There are several limitations to consider. First, in the design of the study, no inactive control group was added. This means that the influence of the natural course of variation over time cannot be ruled out. We did not include a no-treatment comparison group due to ethical issues involved in withholding treatment for this population seeking specialized PD care.

Second, by including a wide range of patients, Cluster-C PDs and the group of patients with an otherwise specified PD diagnosis, the sample might be more heterogeneous than in studies only including full Cluster-C PDs. However, the inclusion criterion of a predominance and a minimum of five Cluster-C traits and the exclusion of (subthreshold) cluster-A and B PD, ensures that patients with predominantly Cluster-C pathology are included. By adding the otherwise specified PD patients, we expect to better adapt to the clinical practice, where the prevalence of full Cluster-C diagnosis is less common than mixed Cluster-C diagnosis.

Third, we did not adjust the sample size for dropout, which might have a negative impact on the power. However, we expect mixed regression with multiple measurements between pre- and posttreatment will compensate for the potential loss of power due to dropout.

Lastly, there might be some overlap between the delivered psychotherapies. APT and ST both are integrative therapies, using elements of psychodynamic, experiential, cognitive and behavioural therapy. Also, APT and SPSP overlap in some of their interventions and in their focus on developmental needs. It has been suggested that general common factors, and in particular the therapeutic relationship, are the most relevant working mechanisms for psychotherapy. Nevertheless, in practice, we think the approaches are perceptibly different at the level of applied concepts and techniques. In ST, this difference is seen in the focus on the mode model and experiential techniques (e.g. imagery rescripting and chair techniques), in APT in the attention for anxiety regulation, perception of the self and activation of affect. SPSP on the other hand is a more exploratory, supportive treatment, focussing on the levels of discourse used to gain insight. We therefore expect a difference in approach to be perceptible for both therapists and patients. This is checked by the treatment intervention checklist after every session and in the adherence part of the study. In addition, this study investigates if improvement on the therapy-specific working mechanisms differs between the three therapies or if they improve equally over all treatments.

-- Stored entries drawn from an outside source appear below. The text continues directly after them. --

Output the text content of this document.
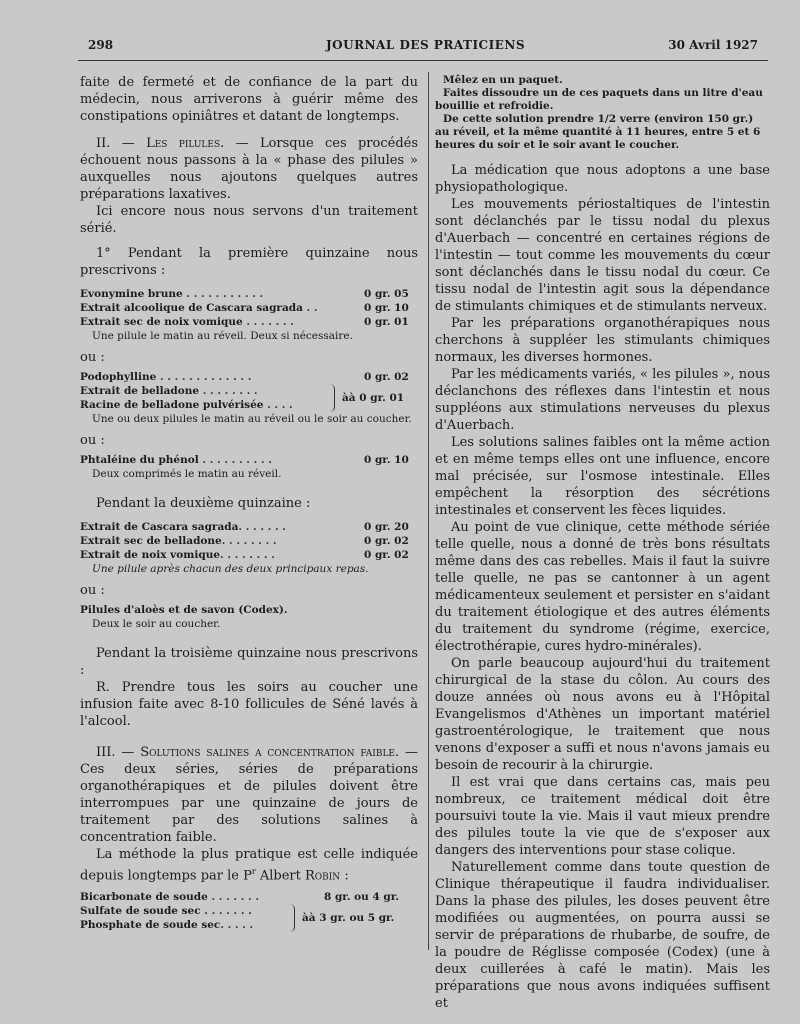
298	JOURNAL DES PRATICIENS	30 Avril 1927

faite de fermeté et de confiance de la part du médecin, nous arriverons à guérir même des constipations opiniâtres et datant de longtemps.

II. — Les pilules. — Lorsque ces procédés échouent nous passons à la « phase des pilules » auxquelles nous ajoutons quelques autres préparations laxatives.

Ici encore nous nous servons d'un traitement sérié.

1° Pendant la première quinzaine nous prescrivons :

Evonymine brune . . . . . . . . . . .	0 gr. 05
Extrait alcoolique de Cascara sagrada . .	0 gr. 10
Extrait sec de noix vomique . . . . . . .	0 gr. 01

Une pilule le matin au réveil. Deux si nécessaire.

ou :

Podophylline . . . . . . . . . . . . .	0 gr. 02
Extrait de belladone . . . . . . . .
Racine de belladone pulvérisée . . . .
àà 0 gr. 01

Une ou deux pilules le matin au réveil ou le soir au coucher.

ou :

Phtaléine du phénol . . . . . . . . . .	0 gr. 10

Deux comprimés le matin au réveil.

Pendant la deuxième quinzaine :

Extrait de Cascara sagrada. . . . . . .	0 gr. 20
Extrait sec de belladone. . . . . . . .	0 gr. 02
Extrait de noix vomique. . . . . . . .	0 gr. 02

Une pilule après chacun des deux principaux repas.

ou :

Pilules d'aloès et de savon (Codex).

Deux le soir au coucher.

Pendant la troisième quinzaine nous prescrivons :

R. Prendre tous les soirs au coucher une infusion faite avec 8-10 follicules de Séné lavés à l'alcool.

III. — Solutions salines a concentration faible. — Ces deux séries, séries de préparations organothérapiques et de pilules doivent être interrompues par une quinzaine de jours de traitement par des solutions salines à concentration faible.

La méthode la plus pratique est celle indiquée depuis longtemps par le $P^r$ Albert Robin :

Bicarbonate de soude . . . . . . .	8 gr. ou 4 gr.
Sulfate de soude sec . . . . . . .
Phosphate de soude sec. . . . .
àà 3 gr. ou 5 gr.

Mêlez en un paquet.

Faites dissoudre un de ces paquets dans un litre d'eau bouillie et refroidie.

De cette solution prendre 1/2 verre (environ 150 gr.) au réveil, et la même quantité à 11 heures, entre 5 et 6 heures du soir et le soir avant le coucher.

La médication que nous adoptons a une base physiopathologique.

Les mouvements périostaltiques de l'intestin sont déclanchés par le tissu nodal du plexus d'Auerbach — concentré en certaines régions de l'intestin — tout comme les mouvements du cœur sont déclanchés dans le tissu nodal du cœur. Ce tissu nodal de l'intestin agit sous la dépendance de stimulants chimiques et de stimulants nerveux.

Par les préparations organothérapiques nous cherchons à suppléer les stimulants chimiques normaux, les diverses hormones.

Par les médicaments variés, « les pilules », nous déclanchons des réflexes dans l'intestin et nous suppléons aux stimulations nerveuses du plexus d'Auerbach.

Les solutions salines faibles ont la même action et en même temps elles ont une influence, encore mal précisée, sur l'osmose intestinale. Elles empêchent la résorption des sécrétions intestinales et conservent les fèces liquides.

Au point de vue clinique, cette méthode sériée telle quelle, nous a donné de très bons résultats même dans des cas rebelles. Mais il faut la suivre telle quelle, ne pas se cantonner à un agent médicamenteux seulement et persister en s'aidant du traitement étiologique et des autres éléments du traitement du syndrome (régime, exercice, électrothérapie, cures hydro-minérales).

On parle beaucoup aujourd'hui du traitement chirurgical de la stase du côlon. Au cours des douze années où nous avons eu à l'Hôpital Evangelismos d'Athènes un important matériel gastroentérologique, le traitement que nous venons d'exposer a suffi et nous n'avons jamais eu besoin de recourir à la chirurgie.

Il est vrai que dans certains cas, mais peu nombreux, ce traitement médical doit être poursuivi toute la vie. Mais il vaut mieux prendre des pilules toute la vie que de s'exposer aux dangers des interventions pour stase colique.

Naturellement comme dans toute question de Clinique thérapeutique il faudra individualiser. Dans la phase des pilules, les doses peuvent être modifiées ou augmentées, on pourra aussi se servir de préparations de rhubarbe, de soufre, de la poudre de Réglisse composée (Codex) (une à deux cuillerées à café le matin). Mais les préparations que nous avons indiquées suffisent et
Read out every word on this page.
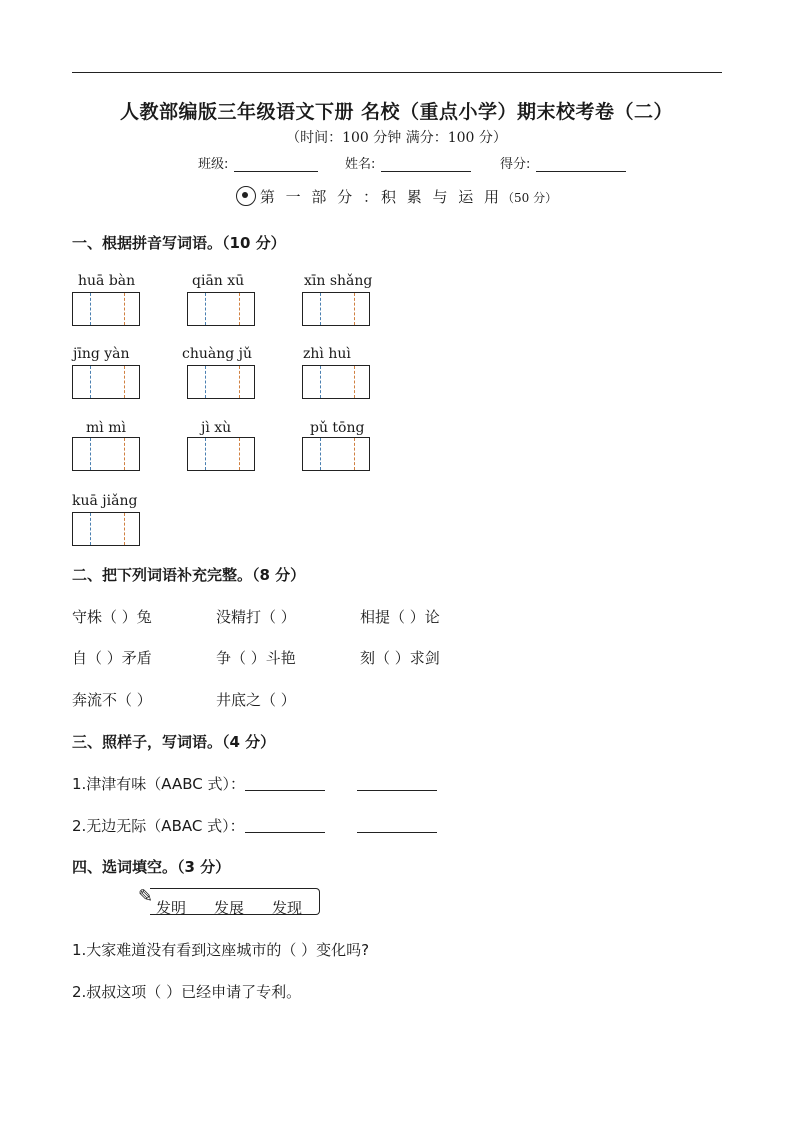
人教部编版三年级语文下册 名校（重点小学）期末校考卷（二）
（时间：100 分钟 满分：100 分）
班级:	姓名:	得分:
第 一 部 分 ：积 累 与 运 用（50 分）
一、根据拼音写词语。（10 分）
huā bàn	qiān xū	xīn shǎng
jīng yàn	chuàng jǔ	zhì huì
mì mì	jì xù	pǔ tōng
kuā jiǎng
二、把下列词语补充完整。（8 分）
守株（ ）兔	没精打（ ）	相提（ ）论
自（ ）矛盾	争（ ）斗艳	刻（ ）求剑
奔流不（ ）	井底之（ ）
三、照样子，写词语。（4 分）
1.津津有味（AABC 式）：
2.无边无际（ABAC 式）：
四、选词填空。（3 分）
✎
发明 发展 发现
1.大家难道没有看到这座城市的（ ）变化吗?
2.叔叔这项（ ）已经申请了专利。
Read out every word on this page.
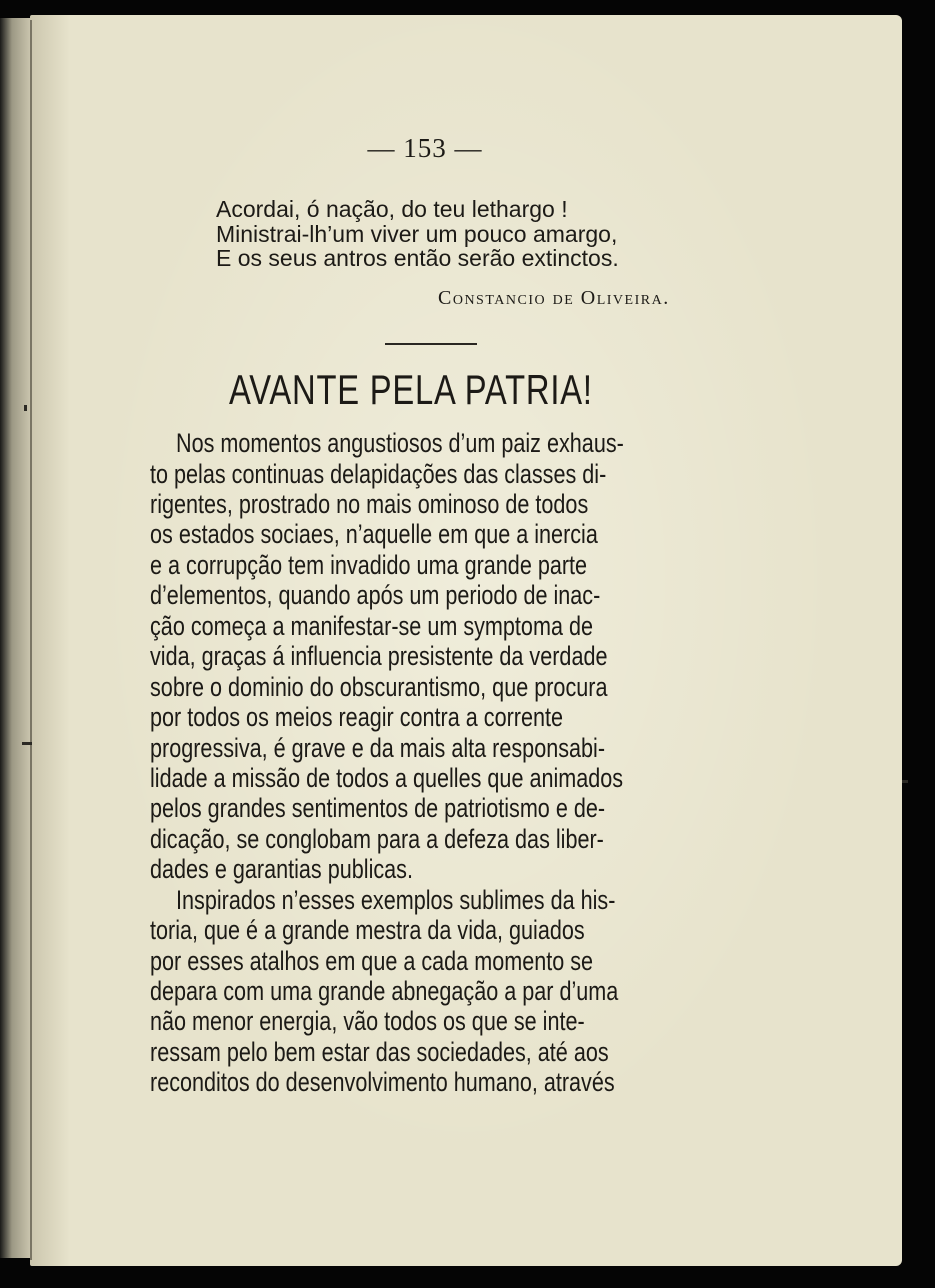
— 153 —
Acordai, ó nação, do teu lethargo !
Ministrai-lh’um viver um pouco amargo,
E os seus antros então serão extinctos.
Constancio de Oliveira.
AVANTE PELA PATRIA!
Nos momentos angustiosos d’um paiz exhaus-
to pelas continuas delapidações das classes di-
rigentes, prostrado no mais ominoso de todos
os estados sociaes, n’aquelle em que a inercia
e a corrupção tem invadido uma grande parte
d’elementos, quando após um periodo de inac-
ção começa a manifestar-se um symptoma de
vida, graças á influencia presistente da verdade
sobre o dominio do obscurantismo, que procura
por todos os meios reagir contra a corrente
progressiva, é grave e da mais alta responsabi-
lidade a missão de todos a quelles que animados
pelos grandes sentimentos de patriotismo e de-
dicação, se conglobam para a defeza das liber-
dades e garantias publicas.
Inspirados n’esses exemplos sublimes da his-
toria, que é a grande mestra da vida, guiados
por esses atalhos em que a cada momento se
depara com uma grande abnegação a par d’uma
não menor energia, vão todos os que se inte-
ressam pelo bem estar das sociedades, até aos
reconditos do desenvolvimento humano, através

In sum, this study aims to enlarge the body of evidence for the (cost)-effectiveness of psychotherapeutic treatment for Cluster-C PDs. Also, we will get a more in-depth insight into the differential effects of the various ingredients of the Cluster-C treatments. We hope to enhance optimization of the effectiveness of the therapies and enable more personalized treatment decisions for this neglected group of patients.

Trial status

Recruitment started October 1st 2020. Recruitment is planned to be completed in October 2023.